Anyway, if you feel like you could use a computer faster, you probably could. Really, in the old days we spent time waiting for computers, but if you’re dealing with text, chances are the computer is sitting around waiting for you.



Hey there… Dan Gillmor moved to Linux and it’s even better than he expected!

As for me, I’ve been using Mac OS X pretty much since it came out, and before that I used System 9, 8, 7, etc… Operating systems created by Apple. I’ve also used FreeBSD in the past (though mainly on servers) and I’ve been using Linux in some form or another for close to 20 years. Along the way I’ve also used Windows, though always for work, never for fun.

I’m going to call out a few things Dan mentions, just so I can comment on them.

…here I am, writing this piece on a laptop computer running the Linux* operating system and LibreOffice Writer, not on a Mac or Windows machine using Microsoft Word. All is well.

Luckily you can use LibreOffice on Mac OS X, Windows, and Linux. You can also use OpenOffice on Mac OS X, Windows, and Linux. And hey, you can also run NeoOffice on Mac OS X (sorry Windows and Linux users) which is what I did years ago before OpenOffice ran on Mac OS X.

This brings up a point I’d like to expand on, that even if you run Mac OS X (or Windows) you can almost always lean towards the open alternative that is available. This might mean LibreOffice instead of Microsoft Office, and it may mean Thunderbird instead of, or Firefox instead of Safari.

Other software I use includes jEdit, Arduino, Processing, Fritzing, Inkscape, Audacity, OpenSCAD, and yes… those are all available for Mac OS X, Windows, and Linux.
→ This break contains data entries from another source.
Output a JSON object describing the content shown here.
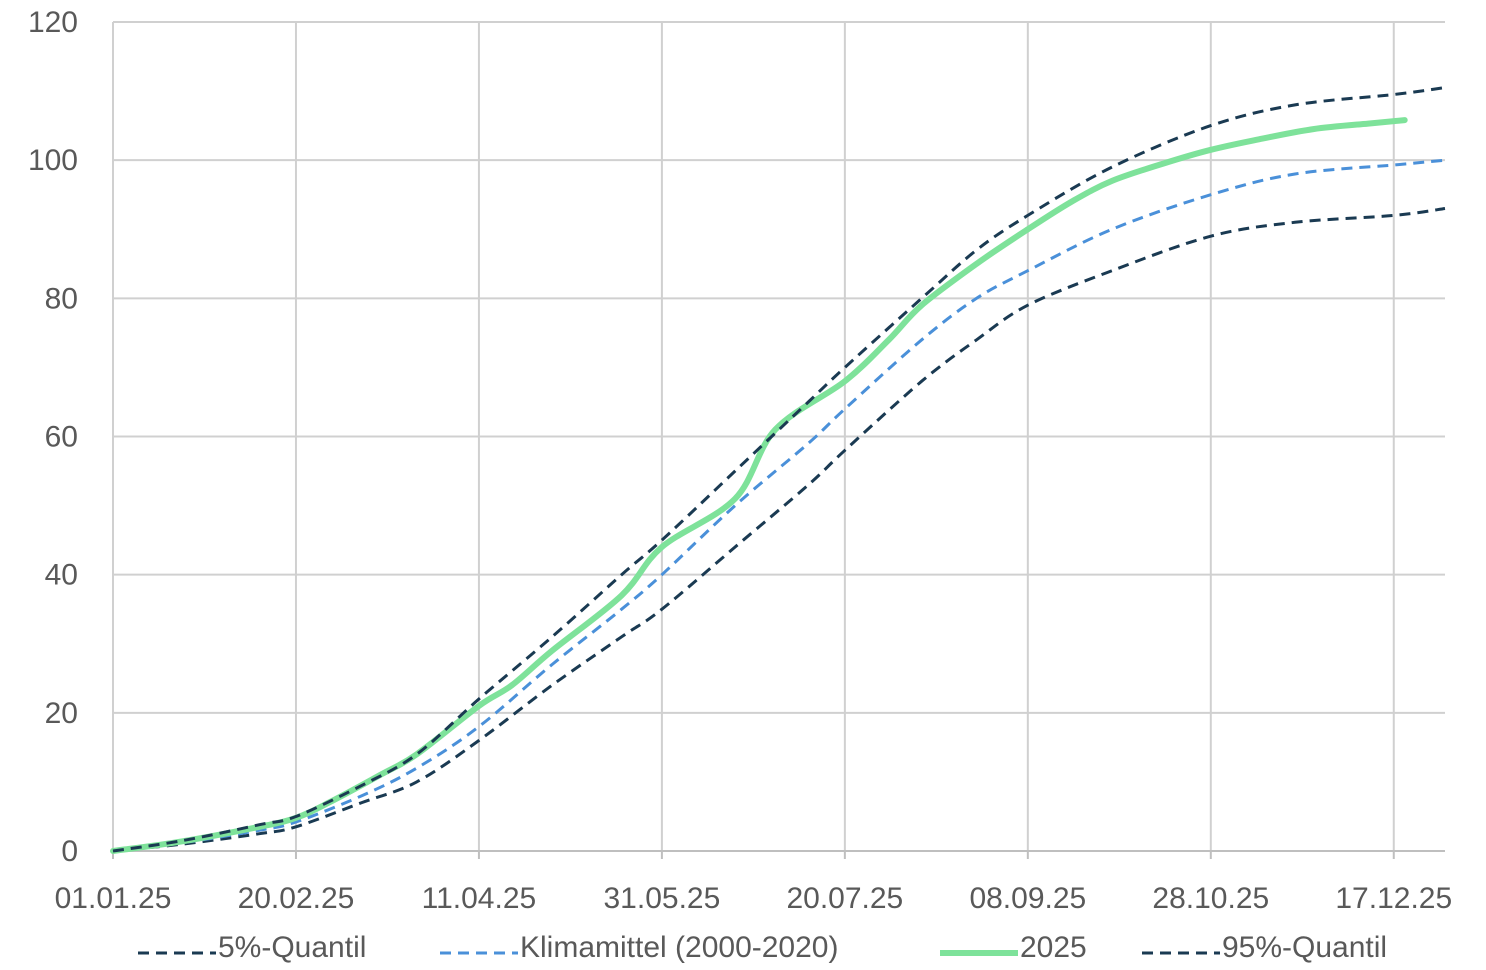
{
  "chart_data": {
    "type": "line",
    "title": "",
    "xlabel": "",
    "ylabel": "",
    "ylim": [
      0,
      120
    ],
    "yticks": [
      "0",
      "20",
      "40",
      "60",
      "80",
      "100",
      "120"
    ],
    "xlim": [
      "01.01.25",
      "31.12.25"
    ],
    "xticks": [
      "01.01.25",
      "20.02.25",
      "11.04.25",
      "31.05.25",
      "20.07.25",
      "08.09.25",
      "28.10.25",
      "17.12.25"
    ],
    "grid": true,
    "legend_position": "bottom",
    "series": [
      {
        "name": "5%-Quantil",
        "color": "#1a3a52",
        "style": "dashed",
        "x": [
          "01.01.25",
          "20.01.25",
          "10.02.25",
          "20.02.25",
          "10.03.25",
          "25.03.25",
          "11.04.25",
          "01.05.25",
          "20.05.25",
          "31.05.25",
          "20.06.25",
          "10.07.25",
          "20.07.25",
          "10.08.25",
          "25.08.25",
          "08.09.25",
          "01.10.25",
          "28.10.25",
          "20.11.25",
          "17.12.25",
          "31.12.25"
        ],
        "values": [
          0,
          1,
          2.5,
          3.5,
          7,
          10,
          16,
          24,
          31,
          35,
          44,
          53,
          58,
          68,
          74,
          79,
          84,
          89,
          91,
          92,
          93
        ]
      },
      {
        "name": "Klimamittel (2000-2020)",
        "color": "#4a90d9",
        "style": "dashed",
        "x": [
          "01.01.25",
          "20.01.25",
          "10.02.25",
          "20.02.25",
          "10.03.25",
          "25.03.25",
          "11.04.25",
          "01.05.25",
          "20.05.25",
          "31.05.25",
          "20.06.25",
          "10.07.25",
          "20.07.25",
          "10.08.25",
          "25.08.25",
          "08.09.25",
          "01.10.25",
          "28.10.25",
          "20.11.25",
          "17.12.25",
          "31.12.25"
        ],
        "values": [
          0,
          1.2,
          3,
          4.2,
          8,
          12,
          18,
          27,
          35,
          40,
          50,
          59,
          64,
          74,
          80,
          84,
          90,
          95,
          98,
          99.3,
          100
        ]
      },
      {
        "name": "2025",
        "color": "#7ee29a",
        "style": "solid",
        "x": [
          "01.01.25",
          "20.01.25",
          "10.02.25",
          "20.02.25",
          "01.03.25",
          "15.03.25",
          "25.03.25",
          "11.04.25",
          "20.04.25",
          "01.05.25",
          "20.05.25",
          "31.05.25",
          "20.06.25",
          "01.07.25",
          "20.07.25",
          "01.08.25",
          "10.08.25",
          "25.08.25",
          "08.09.25",
          "20.09.25",
          "01.10.25",
          "15.10.25",
          "28.10.25",
          "10.11.25",
          "25.11.25",
          "10.12.25",
          "20.12.25"
        ],
        "values": [
          0,
          1.4,
          3.5,
          4.8,
          7,
          11,
          14,
          21,
          24,
          29,
          37,
          44,
          51,
          61,
          68,
          74,
          79,
          85,
          90,
          94,
          97,
          99.5,
          101.5,
          103,
          104.5,
          105.3,
          105.8
        ]
      },
      {
        "name": "95%-Quantil",
        "color": "#1a3a52",
        "style": "dashed",
        "x": [
          "01.01.25",
          "20.01.25",
          "10.02.25",
          "20.02.25",
          "10.03.25",
          "25.03.25",
          "11.04.25",
          "01.05.25",
          "20.05.25",
          "31.05.25",
          "20.06.25",
          "10.07.25",
          "20.07.25",
          "10.08.25",
          "25.08.25",
          "08.09.25",
          "01.10.25",
          "28.10.25",
          "20.11.25",
          "17.12.25",
          "31.12.25"
        ],
        "values": [
          0,
          1.5,
          3.8,
          5,
          9.5,
          14,
          22,
          31,
          40,
          45,
          55,
          65,
          70,
          80,
          87,
          92,
          99,
          105,
          108,
          109.5,
          110.5
        ]
      }
    ]
  }
}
You might also notice that (almost) all of the websites listed end with .org, which is telling.

The applications you use all depend on what you do with a computer, and what you use a computer for. I tend to use computers to make things, and luckily the specific things I like to make fit in well with the software I use.

Some of the applications listed above rely on Java. I’ve always had a love/hate relationship with Java, but it does help a lot of software run on multiple platforms. One of the applications listed relies on an X11, or more specifically, XQuartz. used to be distributed by Apple, but they abandoned it, but that’s okay because XQuartz exists.
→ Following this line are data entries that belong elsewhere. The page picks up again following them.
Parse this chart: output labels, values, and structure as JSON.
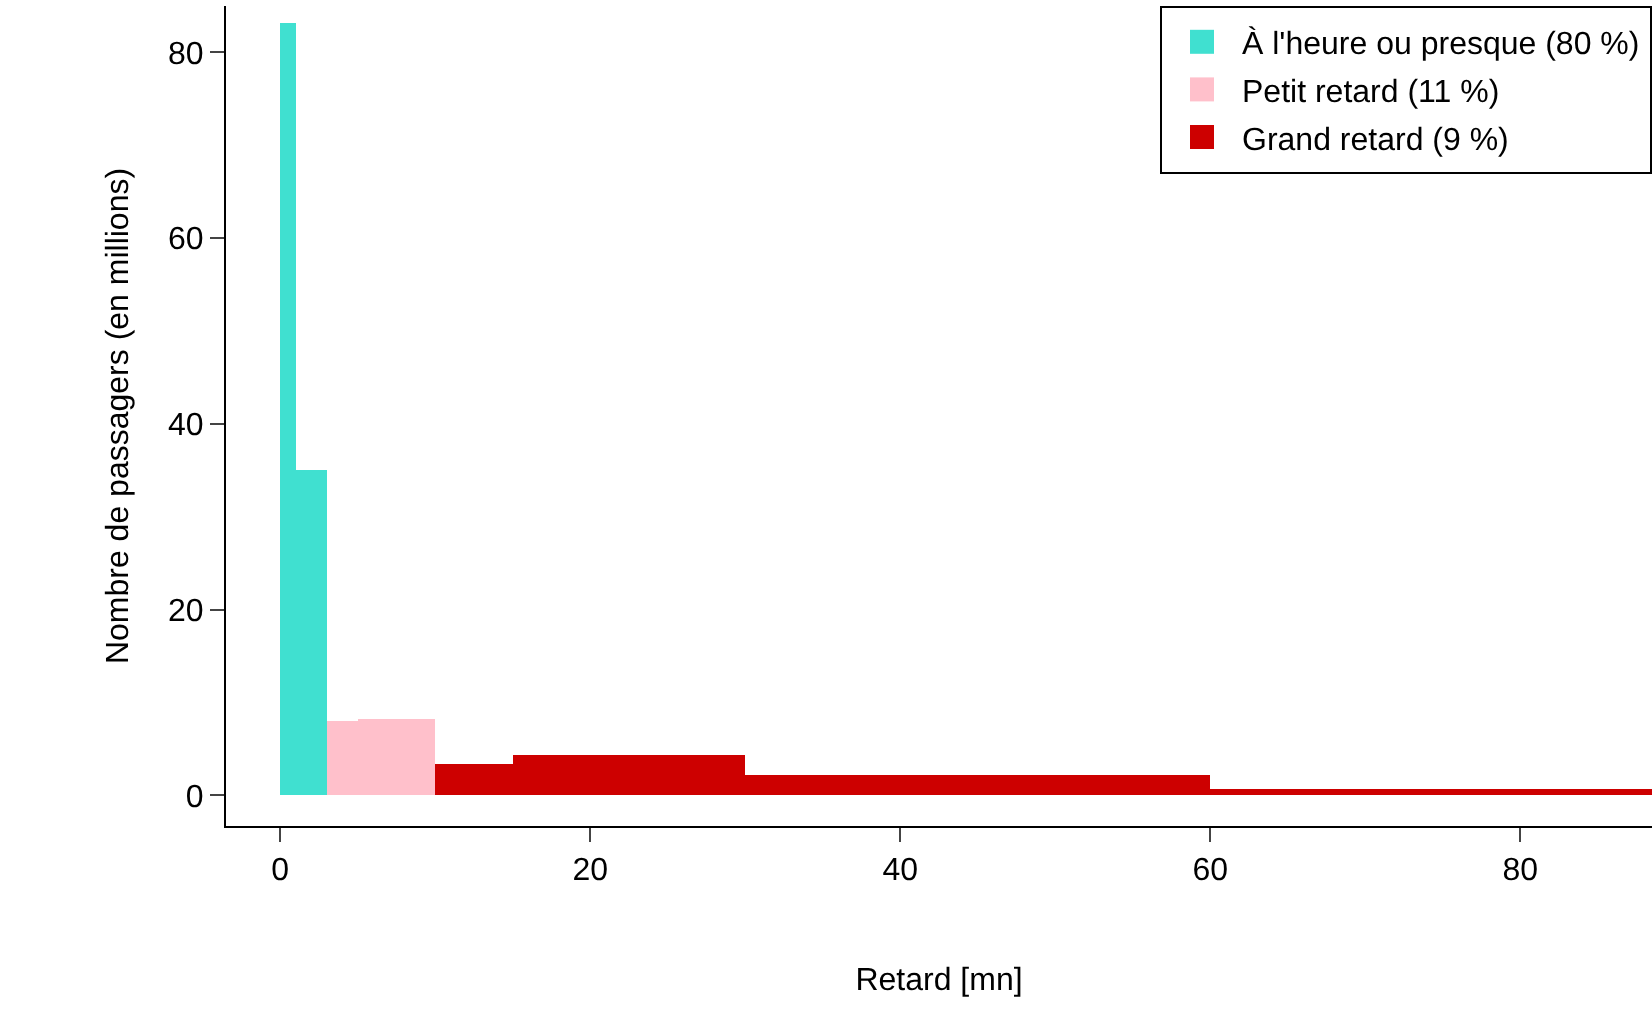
{
  "chart_data": {
    "type": "histogram",
    "xlabel": "Retard [mn]",
    "ylabel": "Nombre de passagers (en millions)",
    "bins": [
      0,
      1,
      3,
      5,
      10,
      15,
      30,
      60,
      88.5
    ],
    "series": [
      {
        "name": "À l'heure ou presque (80 %)",
        "color": "#40e0d0",
        "values": [
          83.2,
          35,
          null,
          null,
          null,
          null,
          null,
          null
        ]
      },
      {
        "name": "Petit retard (11 %)",
        "color": "#ffc0cb",
        "values": [
          null,
          null,
          8,
          8.2,
          null,
          null,
          null,
          null
        ]
      },
      {
        "name": "Grand retard (9 %)",
        "color": "#cd0000",
        "values": [
          null,
          null,
          null,
          null,
          3.4,
          4.3,
          2.2,
          0.7
        ]
      }
    ],
    "xlim": [
      -3.5,
      88.5
    ],
    "xticks": [
      0,
      20,
      40,
      60,
      80
    ],
    "ylim": [
      -3.3,
      85
    ],
    "yticks": [
      0,
      20,
      40,
      60,
      80
    ],
    "grid": false,
    "legend": "top right"
  }
}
One application I use that is not available for Linux is Evernote. I should say “not officially available”, since there is Nevernote and Geeknote. Yeah, often you can find an unofficial client for Linux that might work.

Of course if your work demands you use specific software, you may not be able to exclusively run Linux. Oh well…


No one should ever have to open a command-line window and type “sudo apt-get update” or other such instructions.

I tend to cringe when I see things a computer user should never have to do. I mean, if you want to do X, you may have to learn Y, right? Now, personally, great power comes from being able to open a command line window and type commands. It’s not always the easiest thing to do, though sometimes it is the easier thing to do, if you have the knowledge. If you don’t want to open a command line window and type things, chances are good you won’t have to. (But you should anyway, if you really want to harness the power of your computer. As long as it’s running *nix, I mean. Sorry, Windows users!)

And then…

It’s almost certainly too late for Linux to be a hugely popular desktop/laptop operating system, at least in the developed world.

Maybe, I don’t know… I have seen Linux change over the last two decades, and I’m still excited about what I see.

Dan did say “desktop/laptop operating system”, but let’s look elsewhere. Linux is used on servers, and appliances, and things. What do I mean by “things”? Well, every Raspberry Pi project runs Linux. Here’s 400+ projects running Linux. Here’s a few more projects and some tutorials, all using Linux. I even use Linux computers at work (building exhibits) that just play sounds. Using Linux on a Raspberry Pi makes sense for this, and lots of other things.

Anyway, Dan’s post is good (though it’s strange it’s posted on Medium instead of his own web site, because, freedom and all that) and I’d urge anyone who is not familiar with Linux to take a look at it. It’s pretty awesome. So is open source, and freedom, and the command line.